I derived an idea from Pearson hashing which will work for arbitrary inputs as well, not just 32-bit integers. I don’t know if this is the exact same as Greg answer, but I couldn’t get at what he meant. But what I do know is that the memory requirements are constant here. No matter how big the input, this is still a reliable obfuscation/encryption trick.

For the record, this method is not hashing, and it does not have collisions. It’s a perfectly sound method of obfuscating a byte string.

What you need for this to work is a secret key _encryptionTable which is a random permutation of the inclusive range 0..255. You use this to shuffle bytes around. To make it really hard to reverse it uses XOR to mix the byte string a bit.

public byte[] Encrypt(byte[] plaintext)
{
    if (plaintext == null)
    {
        throw new ArgumentNullException("plaintext");
    }
    byte[] ciphertext = new byte[plaintext.Length];
    int c = 0;
    for (int i = 0; i < plaintext.Length; i++)
    {
        c = _encryptionTable[plaintext[i] ^ c];
        ciphertext[i] = (byte)c;
    }
    return ciphertext;
}

You can then use the BitConverter to go between values and byte arrays or some convert to base 64 or 32 to get a textual representation. Base 32 encoding can be URL friendly if that’s important. Decrypting is as simply as reversing the operation by computing the inverse of the _encryptionTable.

    public byte[] Decrypt(byte[] ciphertext)
    {
        if (ciphertext == null)
        {
            throw new ArgumentNullException("ciphertext");
        }
        byte[] plaintext = new byte[ciphertext.Length];
        int c = 0;
        for (int i = 0; i < ciphertext.Length; i++)
        {
            plaintext[i] = (byte)(_decryptionTable[ciphertext[i]] ^ c);
            c = ciphertext[i];
        }
        return plaintext;
    }

You can also do other fun things if you’re working on a 32-bit integer and only care about the numbers greater than or equal to 0 which makes it harder to guess an obfuscated number.

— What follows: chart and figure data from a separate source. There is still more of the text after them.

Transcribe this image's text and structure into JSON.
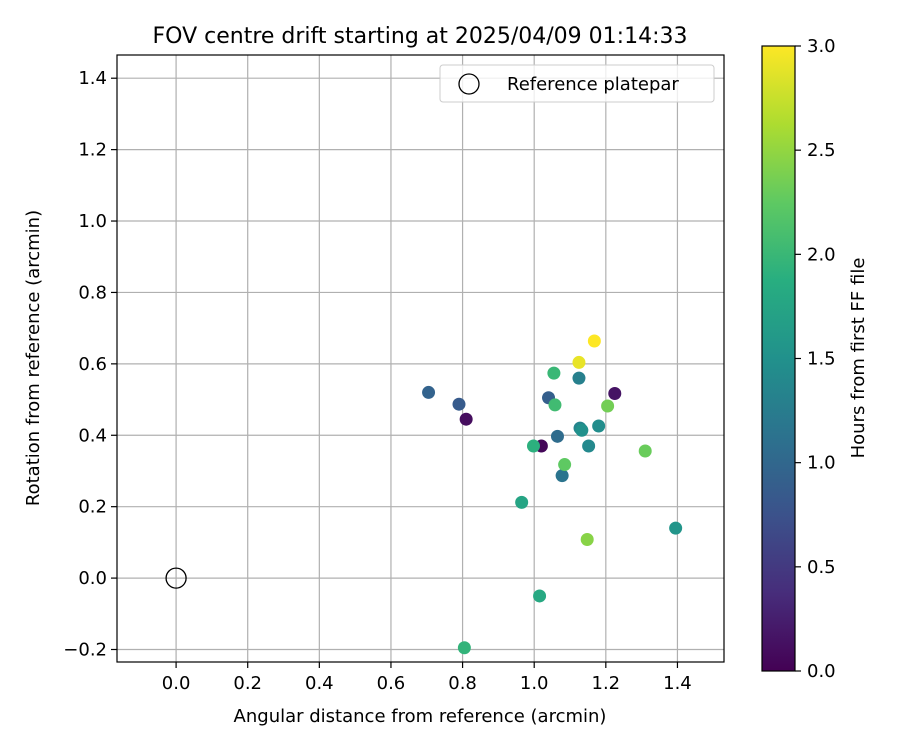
{
  "chart_data": {
    "type": "scatter",
    "title": "FOV centre drift starting at 2025/04/09 01:14:33",
    "xlabel": "Angular distance from reference (arcmin)",
    "ylabel": "Rotation from reference (arcmin)",
    "xlim": [
      -0.165,
      1.53
    ],
    "ylim": [
      -0.235,
      1.465
    ],
    "xticks": [
      0.0,
      0.2,
      0.4,
      0.6,
      0.8,
      1.0,
      1.2,
      1.4
    ],
    "xtick_labels": [
      "0.0",
      "0.2",
      "0.4",
      "0.6",
      "0.8",
      "1.0",
      "1.2",
      "1.4"
    ],
    "yticks": [
      -0.2,
      0.0,
      0.2,
      0.4,
      0.6,
      0.8,
      1.0,
      1.2,
      1.4
    ],
    "ytick_labels": [
      "−0.2",
      "0.0",
      "0.2",
      "0.4",
      "0.6",
      "0.8",
      "1.0",
      "1.2",
      "1.4"
    ],
    "grid": true,
    "legend": {
      "placement": "upper-right",
      "entries": [
        {
          "label": "Reference platepar",
          "marker": "open-circle"
        }
      ]
    },
    "reference_point": {
      "x": 0.0,
      "y": 0.0,
      "label": "Reference platepar"
    },
    "colorbar": {
      "label": "Hours from first FF file",
      "colormap": "viridis",
      "range": [
        0.0,
        3.0
      ],
      "ticks": [
        0.0,
        0.5,
        1.0,
        1.5,
        2.0,
        2.5,
        3.0
      ],
      "tick_labels": [
        "0.0",
        "0.5",
        "1.0",
        "1.5",
        "2.0",
        "2.5",
        "3.0"
      ]
    },
    "points": [
      {
        "x": 1.02,
        "y": 0.37,
        "c": 0.05
      },
      {
        "x": 0.81,
        "y": 0.445,
        "c": 0.1
      },
      {
        "x": 1.225,
        "y": 0.517,
        "c": 0.15
      },
      {
        "x": 0.79,
        "y": 0.487,
        "c": 0.85
      },
      {
        "x": 1.04,
        "y": 0.505,
        "c": 0.9
      },
      {
        "x": 0.705,
        "y": 0.52,
        "c": 0.95
      },
      {
        "x": 1.065,
        "y": 0.397,
        "c": 1.05
      },
      {
        "x": 1.078,
        "y": 0.287,
        "c": 1.15
      },
      {
        "x": 1.125,
        "y": 0.56,
        "c": 1.3
      },
      {
        "x": 1.128,
        "y": 0.42,
        "c": 1.35
      },
      {
        "x": 1.152,
        "y": 0.37,
        "c": 1.4
      },
      {
        "x": 1.18,
        "y": 0.426,
        "c": 1.45
      },
      {
        "x": 1.133,
        "y": 0.414,
        "c": 1.5
      },
      {
        "x": 1.395,
        "y": 0.14,
        "c": 1.55
      },
      {
        "x": 0.965,
        "y": 0.212,
        "c": 1.75
      },
      {
        "x": 1.015,
        "y": -0.05,
        "c": 1.8
      },
      {
        "x": 0.998,
        "y": 0.37,
        "c": 1.9
      },
      {
        "x": 0.805,
        "y": -0.195,
        "c": 1.95
      },
      {
        "x": 1.055,
        "y": 0.574,
        "c": 2.0
      },
      {
        "x": 1.058,
        "y": 0.485,
        "c": 2.05
      },
      {
        "x": 1.085,
        "y": 0.318,
        "c": 2.25
      },
      {
        "x": 1.31,
        "y": 0.356,
        "c": 2.3
      },
      {
        "x": 1.205,
        "y": 0.482,
        "c": 2.35
      },
      {
        "x": 1.148,
        "y": 0.108,
        "c": 2.45
      },
      {
        "x": 1.125,
        "y": 0.604,
        "c": 2.9
      },
      {
        "x": 1.168,
        "y": 0.664,
        "c": 3.0
      }
    ]
  }
}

I also use a secret word to seed a pseudo number generator and use that to setup the initial permutation. That’s why I can simply get the value by knowing what secret word I used to create every thing.

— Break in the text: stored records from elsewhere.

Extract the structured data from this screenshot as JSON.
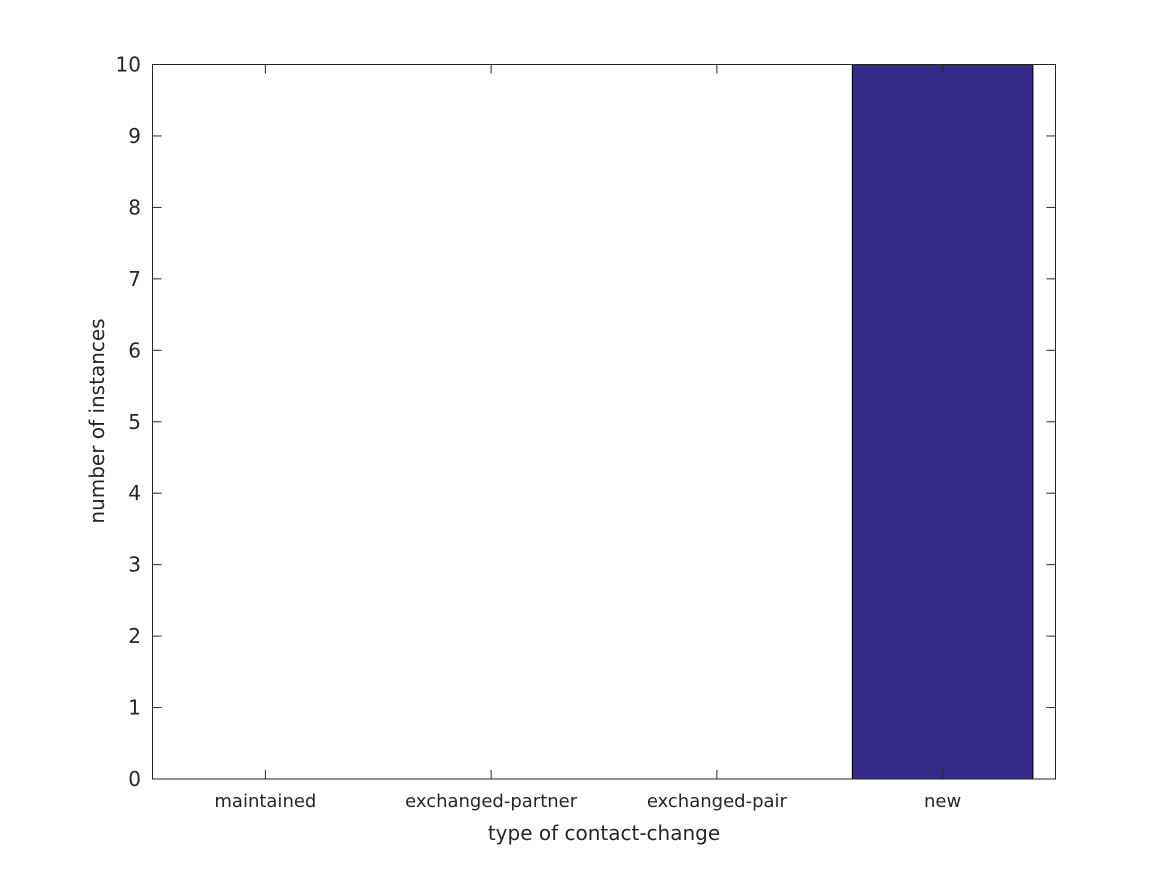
{
  "chart_data": {
    "type": "bar",
    "categories": [
      "maintained",
      "exchanged-partner",
      "exchanged-pair",
      "new"
    ],
    "values": [
      0,
      0,
      0,
      10
    ],
    "title": "",
    "xlabel": "type of contact-change",
    "ylabel": "number of instances",
    "ylim": [
      0,
      10
    ],
    "yticks": [
      0,
      1,
      2,
      3,
      4,
      5,
      6,
      7,
      8,
      9,
      10
    ],
    "grid": false,
    "bar_color": "#352a87",
    "axis_color": "#262626"
  }
}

var mt = new MersenneTwister(secretKey.ToUpperInvariant());
var mr = new byte[256];
for (int i = 0; i < 256; i++)
{
    mr[i] = (byte)i;
}
var encryptionTable = mt.NextPermutation(mr);
var decryptionTable = new byte[256];
for (int i = 0; i < 256; i++)
{
    decryptionTable[encryptionTable[i]] = (byte)i;
}
this._encryptionTable = encryptionTable;
this._decryptionTable = decryptionTable;

This is somewhat secure, the biggest flaw here is that the encryption, XOR with 0, happens to be the identity of XOR and doesn’t change the value (a ^ 0 == a). Thus the first encrypted byte represent the random position of that byte. To work around this you can pick a initial value for c, that is not constant, based of the secret key by just asking the PRNG (after init with seed) for a random byte. That way it’s immensely more difficult even with a large sample to crack the encryption as long as you can’t observe input and output.